Depending upon the specific requirements of each patient’s case, bone-grafting procedures may be performed separately or on occasion simultaneously with the placement of osseointegrated implants. There are several areas of the body that are suitable for obtaining bone grafts. In the maxillofacial region, bone grafts can be taken from inside the mouth, in the area of the chin, third molar region or in the upper jaw behind the last tooth. In more extreme cases, a greater quantity of bone may be required and this can be obtained from the hip or the outer aspect of the knee.
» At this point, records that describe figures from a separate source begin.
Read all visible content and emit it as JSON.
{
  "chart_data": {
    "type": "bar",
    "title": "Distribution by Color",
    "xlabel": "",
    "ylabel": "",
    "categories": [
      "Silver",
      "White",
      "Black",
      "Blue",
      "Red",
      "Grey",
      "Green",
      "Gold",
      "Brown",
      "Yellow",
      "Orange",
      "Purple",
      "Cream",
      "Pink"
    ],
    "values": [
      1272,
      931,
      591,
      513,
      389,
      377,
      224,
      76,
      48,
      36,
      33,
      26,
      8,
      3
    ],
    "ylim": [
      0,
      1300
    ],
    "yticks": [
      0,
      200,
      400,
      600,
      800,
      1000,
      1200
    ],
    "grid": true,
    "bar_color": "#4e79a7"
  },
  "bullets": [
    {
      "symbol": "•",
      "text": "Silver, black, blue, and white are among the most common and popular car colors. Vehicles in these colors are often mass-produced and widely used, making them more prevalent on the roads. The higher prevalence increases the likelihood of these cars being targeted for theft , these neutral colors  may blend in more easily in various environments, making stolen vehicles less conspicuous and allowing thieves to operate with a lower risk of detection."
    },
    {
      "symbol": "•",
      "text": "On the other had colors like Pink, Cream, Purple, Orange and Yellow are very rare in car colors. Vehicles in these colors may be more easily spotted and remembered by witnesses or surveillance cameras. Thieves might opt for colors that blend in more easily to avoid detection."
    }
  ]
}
Many of these procedures are performed in our office on a daily basis, often with the aid of IV sedation or general anesthesia. In more complex instances the doctors may elect to admit the patient to Hackensack University Medical Center. There are many types of bone grafting techniques and the following is a brief list of some of the procedures that we perform. These techniques are all case specific depending on the many variables that go into to coordinating your case.

Sinus Lift Procedure

This procedure involves surgery above the maxillary posterior teeth. During this procedure we elevate the maxillary sinus membrane and place a bone graft that is harvested from another site in the mouth, onto the sinus floor. This will increase the amount of bone available for implants in a vertical direction and allow implants to be placed in the back part of the upper jaw.

Ridge Augmentation

In severe cases the alveolar ridge (the alveolar ridge is the portion of bone in our mouths that generally supports the teeth) is reabsorbed and a bone graft is necessary to increase the ridge height and/or width to accommodate an osseointegrated implant. This procedure involves grafting autogenous bone (bone from the same person’s body) to the desired location in the mouth.

Nerve Repositioning

When considering implants in the lower jaw, the inferior alveolar nerve, which gives feeling to the lower lip and chin, may restrict the quantity of bone available to place implants in the posterior aspect of the mandible. We now have the ability to reposition this rather large sensory nerve in order to make room for placement of dental implants to the lower jaw.

Immediate Extraction Socket Graft

Often times an osseointegrated implant is considered as the replacement of choice for an extracted tooth. It may be advantageous to immediately fill the missing tooth socket with an artificial bone substitute to properly prepare the extraction site for ideal implant placement.